The boat is filling up and they rush to the sides of the hull to plug the holes. Tommy breaks the handhold first, but he doesn’t stay far from Gibson while they both slosh over to the side and stand shoulder to shoulder. It’s partly for warmth and it’s partly for safety and it’s partly because they’re scared and it’s not working. The hull fills with water and the men begin to scramble out and Tommy can understand that but Gibson can’t. He really doesn’t understand English , the thought crosses Tommy’s mind as he begins to make his way to the ladder to get the hell out of there. He yells Gibson’s name, but Gibson doesn’t respond. Tommy doesn’t know his friend’s actual name and there isn’t time to ask him right now, so he just wrenches him by the shoulder and drags him toward the deck. They have to get out and they have to get out now.
“Hey,” Tommy says as they sit on the deck of the rescue vessel. Gibson isn’t looking at him, he’s looking out at the sinking boat, gray-green eyes misty and far away. “Hey,” Tommy repeats, this time lowering his face to the other man’s eye level. He puts his hand on Gibson’s knee, but Gibson doesn’t look at him.
He has to make him understand, language barrier and horrible circumstances be damned. “Hey,” he says one more time, and reaches for Gibson’s hand. This gets the reaction he wants - Gibson turns to Tommy and Tommy sees the tears in his eyes. “You’re safe, mate. I’m safe. You’re safe with me. Okay?”

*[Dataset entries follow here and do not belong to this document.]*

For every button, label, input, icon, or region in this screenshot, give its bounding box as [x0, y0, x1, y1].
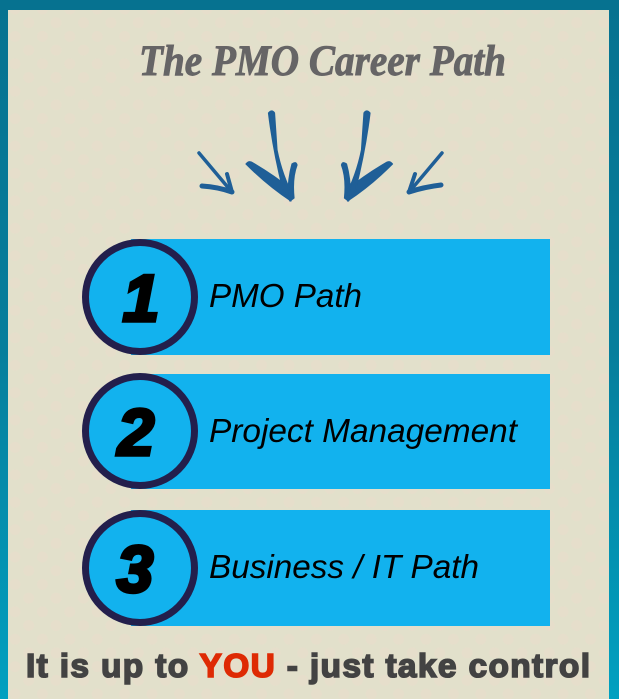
arrow: right large — [342, 111, 392, 201]
number badge 1: 1 — [123, 261, 159, 335]
number badge 2 — [86, 376, 194, 486]
arrow: far left small — [199, 153, 232, 192]
row 2: Project Management — [86, 374, 550, 489]
number badge 3: 3 — [117, 532, 153, 606]
row 1: PMO Path — [86, 239, 550, 355]
arrow: left large — [246, 111, 297, 201]
label: PMO Path — [209, 277, 362, 314]
label: Business / IT Path — [209, 548, 479, 585]
number badge 1 — [86, 242, 194, 352]
label: Project Management — [209, 412, 519, 449]
arrow: far right small — [409, 153, 442, 192]
bar — [131, 510, 550, 626]
title: The PMO Career Path — [139, 38, 506, 85]
bar — [131, 239, 550, 355]
number badge 2: 2 — [116, 395, 155, 469]
row 3: Business / IT Path — [86, 510, 550, 626]
icon: four hand-drawn arrows — [199, 111, 442, 201]
bar — [131, 374, 550, 489]
closing message: It is up to YOU - just take control — [26, 648, 590, 685]
number badge 3 — [86, 514, 194, 622]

“Okay,” Gibson parrots back. Maybe he understands, maybe he doesn’t. Tommy doesn’t care, so he keeps talking, the most he’s said in hours.
“I don’t care that you’re French. You saved me. You saved them,” he nods in the direction of Alex and the other highlanders. “And they might be ungrateful bastards, but I’m not. If we stick together, we’ll survive.” He gives Gibson’s hand a quick squeeze, punctuating the end of his sentence.
Gibson still doesn’t say anything. There’s just his quiet tears and their clasped hands.
Tommy’s heart goes out to him then.
Who is this young man, this boy, shivering next to him? Is he crying because of his betrayal that didn’t feel like a betrayal at all to Tommy? Is he crying because he just wants to be home, wherever that is? Is he crying because he’d lied, because he doesn’t understand what Tommy or anyone else is saying, because they’d just seen the flesh burning off one of their uneasy companions just moments before?
It’s all so much. It’s all too much.
Tommy takes Gibson’s hand into both of his own then. They are shoulder to shoulder again, sitting this time. Neck and neck.
Their shared contact is making Tommy feel warm, even though he’s soaked.
For a moment, he’d been afraid Gibson wasn’t going to make it out of the hull, and Tommy thought he might never feel warmth again. But they’re alive. They’re headed home.
And so Tommy reaches for Gibson’s other hand and covers them both with his own. Gibson's fingers are like ice but Tommy's are warm enough for both of them. “I’ve got you, mate. I’ve got you.”
Tommy squeezes Gibson’s hands for good measure, and then he stops talking. The words he’s saying aren’t helping, there’s no point in expending the energy anymore. He’s not mad at Gibson for this - for any of it, really, but for now, he gives up trying to explain.
It’s not a moment too soon, because Gibson squeezes back. “Merci,” he sniffles. “Merci beaucoup.”
“Tommy,” Tommy says.
“Philippe,” Philippe says.
They sit there, clasping hands, all the way to England.